I finally went out and bought one of these little spiral notepads when I was living in Australia. The fact that I was keeping great company was a mere bonus on top of never forgetting anything. They were the perfect dimension for riding in your back pocket, but the spiral inevitably destroyed itself. I blamed it on the lax Indonesian construction standards, but it probably had something to do with all the falling down that mysteriously coincided with my discovery of beer.

After some searching, I was able to find Field Notes. And yeah, that’s clearly a stock image. There’s no way my handwriting is that fancy.

This was a vastly superior option. I liked the grid layout and the pad itself held together with an unusually strong spine. However, the reason I had to use a stock image above was because every freaking pad I bought ended up looking like this.

I don’t know why in the world the cover is so flimsy, but it is. It came off on every pad I owned within weeks. It didn’t really bother me at first, but eventually the ink on exposed pages began to fade and blur, so once again I was in the market for a new pad.

Enter Moleskine. I’d used their larger notepads for journals, sketch & joke ideas, etc. But it was only recently that I tried out their softcover pocket pad.
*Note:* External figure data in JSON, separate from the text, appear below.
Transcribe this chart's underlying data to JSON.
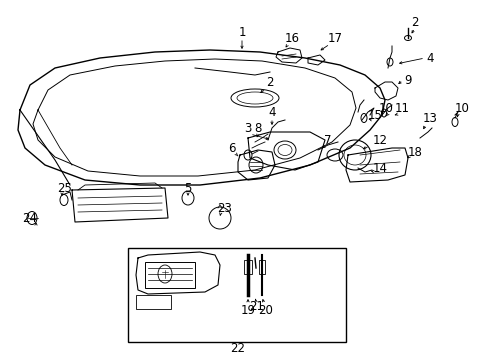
{
  "bg_color": "#ffffff",
  "line_color": "#000000",
  "fig_width": 4.89,
  "fig_height": 3.6,
  "dpi": 100
}
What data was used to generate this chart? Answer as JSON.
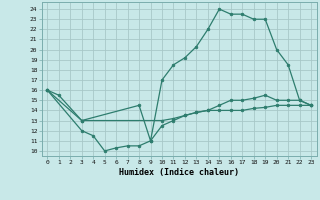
{
  "xlabel": "Humidex (Indice chaleur)",
  "bg_color": "#c8e8e8",
  "grid_color": "#b0d0d0",
  "line_color": "#2e7d6e",
  "xlim": [
    -0.5,
    23.5
  ],
  "ylim": [
    9.5,
    24.7
  ],
  "yticks": [
    10,
    11,
    12,
    13,
    14,
    15,
    16,
    17,
    18,
    19,
    20,
    21,
    22,
    23,
    24
  ],
  "xticks": [
    0,
    1,
    2,
    3,
    4,
    5,
    6,
    7,
    8,
    9,
    10,
    11,
    12,
    13,
    14,
    15,
    16,
    17,
    18,
    19,
    20,
    21,
    22,
    23
  ],
  "series1_x": [
    0,
    1,
    3,
    10,
    11,
    12,
    13,
    14,
    15,
    16,
    17,
    18,
    19,
    20,
    21,
    22,
    23
  ],
  "series1_y": [
    16,
    15.5,
    13,
    13,
    13.2,
    13.5,
    13.8,
    14,
    14,
    14,
    14,
    14.2,
    14.3,
    14.5,
    14.5,
    14.5,
    14.5
  ],
  "series2_x": [
    0,
    3,
    4,
    5,
    6,
    7,
    8,
    9,
    10,
    11,
    12,
    13,
    14,
    15,
    16,
    17,
    18,
    19,
    20,
    21,
    22,
    23
  ],
  "series2_y": [
    16,
    12,
    11.5,
    10,
    10.3,
    10.5,
    10.5,
    11,
    12.5,
    13,
    13.5,
    13.8,
    14,
    14.5,
    15,
    15,
    15.2,
    15.5,
    15,
    15,
    15,
    14.5
  ],
  "series3_x": [
    0,
    3,
    8,
    9,
    10,
    11,
    12,
    13,
    14,
    15,
    16,
    17,
    18,
    19,
    20,
    21,
    22,
    23
  ],
  "series3_y": [
    16,
    13,
    14.5,
    11,
    17,
    18.5,
    19.2,
    20.3,
    22,
    24,
    23.5,
    23.5,
    23,
    23,
    20,
    18.5,
    15,
    14.5
  ]
}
Tough as nail spine, lined pages, bookmark string, back pocket for scrap paper, and elastic band to keep it closed. You can’t beat it.

Oh, and don’t bother with any other pen than Uni-ball’s Jetstream. They’re like writing with magical Unicorn blood.

The Happiest Place On Earth

I have a giant world map hanging above my bed. You remember it, right?

It’s littered with primarily red stickers, all signifying places I’d like to visit one day. Lisbon, Dar es Salaam, Mongolia. Every so often there’s a red sticker with a black sharpie mark in the middle to represent somewhere I’d once wanted to visit and eventually did. Australia, Buenos Aires, Rome. However off to the center right, in the midst of quite a few red dots, is a bright yellow dot smack dab in the middle of Bhutan. I don’t know why, but I want to go there more than anywhere else.

I have for a while. I know I’ve built it up far too much in my head. It’ll most likely be a real world example of the old “never meet your heros” adage. And yet I don’t care. It’s become my personal Zihuatanejo over the years. It can do no wrong.

So This Is A Thing

Cookie Car
Credit to rawlings27 from Reddit.

While back in my hometown last month, I encountered what might have been the coolest car I’d ever seen. It was similar to the one pictured above except it was dedicated to the far superior Skittles. I scrambled for my phone, but the light quickly changed and it drove away as I stared wide eyed, mouth agape, and utterly perplexed. I euphorically spun around to see if any of my fellow passengers caught sight of the same magnificent beast only to be greeted with six eyes looking at me as if I’d lost my mind.

Goob: Wha…guys…did you not see that car?!
Martha: Yeah, what about it?
Goob: …
Tommy: They’re all over the place. I think one guy in our neighborhood has a Mr. Goodbar one.
Goob: … …
Tommy: ?
Goob: !!!

Thank goodness I’m not the only person tickled by this phenomenon. I love it. How have I never heard of nor seen this before?!

Every day I’m reminded of how much I know nothing about.